Example Cura Overture PETG Configuration for Ender 3 (V2 & Pro & Neo)

Below are the general-purpose Cura settings we have prepared for printing Overture PETG with a Bowden extruder Ender 3.

  • Print Temperature: 240°C
  • Bed Temperature: 80°C
  • Print Speed: 50 mm/s
  • Layer Height: 0.16 mm (with a standard 0.4 mm nozzle)
  • Retraction Distance: 6 mm
  • Retraction Speed: 40 mm/s
  • Fan Speed: 40% / 70% for overhangs & bridges
  • Initial Layer Height: 0.2 mm
  • Initial Layer Speed: 15 mm/s
  • Printing Temperature Initial Layer: 240°C

Example Cura Overture PETG Configuration for Ender 3 S1

Below are the general-purpose Cura settings we have prepared for printing Overture PETG with an Ender 3 S1.

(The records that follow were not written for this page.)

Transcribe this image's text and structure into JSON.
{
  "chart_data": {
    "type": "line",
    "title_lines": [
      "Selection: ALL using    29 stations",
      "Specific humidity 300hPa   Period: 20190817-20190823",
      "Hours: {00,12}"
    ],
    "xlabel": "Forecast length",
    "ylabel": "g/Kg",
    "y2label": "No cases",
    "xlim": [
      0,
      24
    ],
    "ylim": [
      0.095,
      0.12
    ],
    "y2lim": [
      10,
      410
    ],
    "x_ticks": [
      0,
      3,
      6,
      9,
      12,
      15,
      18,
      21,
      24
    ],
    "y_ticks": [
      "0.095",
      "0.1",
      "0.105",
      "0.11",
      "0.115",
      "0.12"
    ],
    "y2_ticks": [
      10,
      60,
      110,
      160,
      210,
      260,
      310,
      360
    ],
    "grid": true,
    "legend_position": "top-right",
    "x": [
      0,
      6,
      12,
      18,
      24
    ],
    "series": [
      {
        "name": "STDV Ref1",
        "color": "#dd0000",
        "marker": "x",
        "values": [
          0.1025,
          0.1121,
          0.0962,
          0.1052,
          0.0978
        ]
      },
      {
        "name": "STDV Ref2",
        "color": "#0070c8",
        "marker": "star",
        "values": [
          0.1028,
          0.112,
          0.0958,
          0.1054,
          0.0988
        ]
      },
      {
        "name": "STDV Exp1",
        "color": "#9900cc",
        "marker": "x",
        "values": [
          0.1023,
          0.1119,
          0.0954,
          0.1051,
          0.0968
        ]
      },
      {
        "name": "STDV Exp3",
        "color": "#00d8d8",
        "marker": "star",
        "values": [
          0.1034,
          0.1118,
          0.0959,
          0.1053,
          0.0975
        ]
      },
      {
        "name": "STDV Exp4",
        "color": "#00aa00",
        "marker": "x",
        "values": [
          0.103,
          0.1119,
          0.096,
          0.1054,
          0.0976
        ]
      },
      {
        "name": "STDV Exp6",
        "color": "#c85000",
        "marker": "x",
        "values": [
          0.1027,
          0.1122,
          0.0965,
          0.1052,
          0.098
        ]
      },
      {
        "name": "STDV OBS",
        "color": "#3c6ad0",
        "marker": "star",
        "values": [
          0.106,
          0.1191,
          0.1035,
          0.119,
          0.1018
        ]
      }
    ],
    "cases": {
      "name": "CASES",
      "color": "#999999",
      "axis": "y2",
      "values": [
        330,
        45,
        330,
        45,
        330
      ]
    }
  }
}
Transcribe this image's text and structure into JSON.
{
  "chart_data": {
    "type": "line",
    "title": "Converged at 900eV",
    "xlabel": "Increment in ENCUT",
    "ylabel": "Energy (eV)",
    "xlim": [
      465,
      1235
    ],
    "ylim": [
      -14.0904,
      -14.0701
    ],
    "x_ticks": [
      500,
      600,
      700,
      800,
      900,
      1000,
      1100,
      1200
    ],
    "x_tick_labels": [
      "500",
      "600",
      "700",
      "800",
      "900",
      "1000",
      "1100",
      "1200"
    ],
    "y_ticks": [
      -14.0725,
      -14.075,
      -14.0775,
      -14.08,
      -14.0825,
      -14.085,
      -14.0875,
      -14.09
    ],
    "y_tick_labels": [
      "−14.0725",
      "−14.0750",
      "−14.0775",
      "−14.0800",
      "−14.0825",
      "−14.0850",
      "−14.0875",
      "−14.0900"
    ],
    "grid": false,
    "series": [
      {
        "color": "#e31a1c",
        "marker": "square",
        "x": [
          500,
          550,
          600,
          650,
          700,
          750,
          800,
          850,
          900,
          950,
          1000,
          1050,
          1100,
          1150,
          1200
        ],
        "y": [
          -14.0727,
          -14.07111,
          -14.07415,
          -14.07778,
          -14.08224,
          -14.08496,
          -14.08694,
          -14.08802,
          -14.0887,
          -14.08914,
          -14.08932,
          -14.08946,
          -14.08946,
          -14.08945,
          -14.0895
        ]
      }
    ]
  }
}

  • Print Temperature: 240°C
  • Bed Temperature: 80°C
  • Print Speed: 40 mm/s
  • Layer Height: 0.16 mm (with a standard 0.4 mm nozzle)
  • Retraction Distance: 1 mm
  • Retraction Speed: 40 mm/s
  • Fan Speed: 40% / 70% for overhangs & bridges
  • Initial Layer Height: 0.2 mm
  • Initial Layer Speed: 15 mm/s
  • Printing Temperature Initial Layer: 240°C


Now that you have all the necessary information to create a separate slicer profile for Overture PETG, you can enjoy the increased print quality that comes from the optimizations you have performed and switch between different brands of PETG whenever you wish without having to re-configure them over and over.

That being said, as 3D printers can behave differently than one another, even with the same set of slicer settings, you might have to go through some trial and error until you perfect the configuration in a way that works best for you.